I made these souffles during the week because I was planning to enter the Foodie Blog Roll Joust. Each month, three ingredients are selected and it is up to the entrants to create a meal that marries the three. This month, the ingredients are fennel, dairy and parsley, and I immediately thought of making a fennel and goats cheese souffle, with either a parsley emulsion or parsley crackers (hadn't really worked that bit out). Having made the souffles, I was looking at the entries for the joust so far, and found (to my horror!!!!) that someone had entered a fennel and goats cheese souffle the day before. Check out Foodycat's beautiful souffle here. While I haven't been watching these jousts for long, I am pretty sure that entering the same meal as someone else would be a little against the spirit of the competition. So here is my non-competition fennel and goats cheese souffle. If you don't like fennel, substitute onion to infuse the milk (although the fennel is a very mild flavour in this souffle).

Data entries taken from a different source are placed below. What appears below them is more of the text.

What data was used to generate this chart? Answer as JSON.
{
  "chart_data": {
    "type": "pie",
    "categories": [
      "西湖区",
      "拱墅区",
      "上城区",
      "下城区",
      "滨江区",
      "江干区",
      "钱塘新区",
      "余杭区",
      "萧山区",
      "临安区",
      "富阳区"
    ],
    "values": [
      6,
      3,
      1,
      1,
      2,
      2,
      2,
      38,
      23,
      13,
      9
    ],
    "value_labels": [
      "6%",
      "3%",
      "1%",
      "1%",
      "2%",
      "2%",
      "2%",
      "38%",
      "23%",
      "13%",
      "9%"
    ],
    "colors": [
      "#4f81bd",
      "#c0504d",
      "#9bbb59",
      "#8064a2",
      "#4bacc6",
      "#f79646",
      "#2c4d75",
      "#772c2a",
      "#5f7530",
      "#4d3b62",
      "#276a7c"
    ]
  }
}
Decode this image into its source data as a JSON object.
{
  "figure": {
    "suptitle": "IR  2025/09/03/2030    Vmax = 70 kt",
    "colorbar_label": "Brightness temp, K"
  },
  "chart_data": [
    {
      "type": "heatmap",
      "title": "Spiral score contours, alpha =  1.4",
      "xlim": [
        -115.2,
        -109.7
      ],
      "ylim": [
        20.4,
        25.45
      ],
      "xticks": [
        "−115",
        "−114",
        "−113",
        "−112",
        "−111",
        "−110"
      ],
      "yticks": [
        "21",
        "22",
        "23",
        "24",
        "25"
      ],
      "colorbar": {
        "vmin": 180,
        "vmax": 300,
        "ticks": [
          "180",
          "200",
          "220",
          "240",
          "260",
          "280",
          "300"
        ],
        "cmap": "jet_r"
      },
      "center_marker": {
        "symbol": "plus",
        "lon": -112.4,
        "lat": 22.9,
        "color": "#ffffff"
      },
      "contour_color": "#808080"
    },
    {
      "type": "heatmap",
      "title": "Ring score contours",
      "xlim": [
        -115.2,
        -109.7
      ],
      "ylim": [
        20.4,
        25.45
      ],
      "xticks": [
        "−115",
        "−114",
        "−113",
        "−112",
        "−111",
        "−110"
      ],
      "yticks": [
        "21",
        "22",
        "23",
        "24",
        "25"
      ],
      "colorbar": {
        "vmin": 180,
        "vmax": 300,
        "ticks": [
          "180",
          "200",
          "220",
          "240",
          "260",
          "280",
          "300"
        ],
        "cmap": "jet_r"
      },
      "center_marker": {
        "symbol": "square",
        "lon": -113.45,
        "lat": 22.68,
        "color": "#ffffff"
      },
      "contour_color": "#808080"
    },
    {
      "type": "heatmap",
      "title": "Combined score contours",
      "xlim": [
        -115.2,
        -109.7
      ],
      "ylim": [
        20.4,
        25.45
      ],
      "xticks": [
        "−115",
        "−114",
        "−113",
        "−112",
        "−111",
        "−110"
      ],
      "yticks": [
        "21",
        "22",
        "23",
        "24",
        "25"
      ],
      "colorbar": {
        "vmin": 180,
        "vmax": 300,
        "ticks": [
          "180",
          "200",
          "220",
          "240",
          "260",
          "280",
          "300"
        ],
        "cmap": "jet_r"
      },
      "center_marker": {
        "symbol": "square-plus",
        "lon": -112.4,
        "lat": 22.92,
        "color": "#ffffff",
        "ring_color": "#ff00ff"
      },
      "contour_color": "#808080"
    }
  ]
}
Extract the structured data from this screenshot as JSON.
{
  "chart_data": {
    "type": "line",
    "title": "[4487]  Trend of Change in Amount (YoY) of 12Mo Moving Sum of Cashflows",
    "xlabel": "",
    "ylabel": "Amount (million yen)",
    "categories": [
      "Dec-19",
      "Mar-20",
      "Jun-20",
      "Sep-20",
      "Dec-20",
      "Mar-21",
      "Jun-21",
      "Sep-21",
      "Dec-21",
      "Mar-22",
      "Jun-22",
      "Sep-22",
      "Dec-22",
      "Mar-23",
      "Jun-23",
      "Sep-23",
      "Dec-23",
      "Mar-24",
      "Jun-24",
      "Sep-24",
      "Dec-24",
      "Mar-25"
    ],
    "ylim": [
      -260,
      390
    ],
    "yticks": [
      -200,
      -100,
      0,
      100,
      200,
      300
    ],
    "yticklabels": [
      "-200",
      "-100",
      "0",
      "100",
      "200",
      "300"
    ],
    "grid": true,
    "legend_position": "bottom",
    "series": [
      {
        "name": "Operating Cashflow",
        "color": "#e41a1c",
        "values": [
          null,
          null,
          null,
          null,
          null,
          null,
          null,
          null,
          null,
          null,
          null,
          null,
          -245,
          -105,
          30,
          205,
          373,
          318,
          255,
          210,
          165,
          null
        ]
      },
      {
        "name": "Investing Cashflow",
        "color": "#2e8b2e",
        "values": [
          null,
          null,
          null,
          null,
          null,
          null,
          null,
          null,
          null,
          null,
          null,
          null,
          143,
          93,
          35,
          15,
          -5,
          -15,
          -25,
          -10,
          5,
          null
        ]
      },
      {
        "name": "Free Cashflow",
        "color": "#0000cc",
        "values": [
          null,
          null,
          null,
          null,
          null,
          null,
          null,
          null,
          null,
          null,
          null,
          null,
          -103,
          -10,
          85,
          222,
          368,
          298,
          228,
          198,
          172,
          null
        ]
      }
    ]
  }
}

Fennel and Goats Cheese Souffles (Makes 4)
adapted from "Feedback" by Michele Scamps
150 ml milk
1 fennel bulb chopped, plus reserve the leafy fronds and finely chop
200g goats cheese, chopped
3 eggs, separated, whites stiffly beaten
2 tbls shallots (green onions chopped)
Preheat oven to 220C. Butter the moulds well. Place the milk and chopped fennel bulb in a small saucepan and heat gently for 10 mins. Melt the butter in another saucepan and add the flour, stir until it is a smooth paste and cook for 1 minute. Take off the heat, then strain the milk mixture into the butter and flour, and discard the fennel. Whisk quickly to get rid of lumps - the consistency you want is smooth and thick. Once it is smooth, add the goats cheese and stir in well. Add the yolks, shallots, chopped fennel fronds and season to taste. Allow the mixture to cool, then add the stiffly beaten egg whites, folding them in as gently as possible.
Spoon the mixture into moulds, filling them up to about 3/4 full. Place the moulds in a baking dish, then pour hot water into the baking dish to make a bain marie. Place carefully in the oven. Bake for 15-20 mins - until the souffles feel puffed and golden. Remove from the oven, and allow to cool a little. Once the moulds are cool enough to be handled, run a knife around the edge of each souffle and gently ease them out of their moulds onto a tray. If the bottom stays stuck in the mould, scoop it out with a spoon and pop it back on top. The souffles can be made to this point a day ahead, and kept in the fridge in an airtight container.
To serve, heat the oven to 220C. Spoon a little cream over each souffle and sprinkle with some parmesan. Cook for 10 minutes until puffed and golden. Serve immediately.
In the picture I have served it on some sauteed fennel and parsley. (Slice two large fennel bulbs thinly, then sautee in 2 tbls olive oil for 15 minutes over medium heat until soft and starting to go golden at the edges. Stir in 2 tbls chopped continental parsely and serve).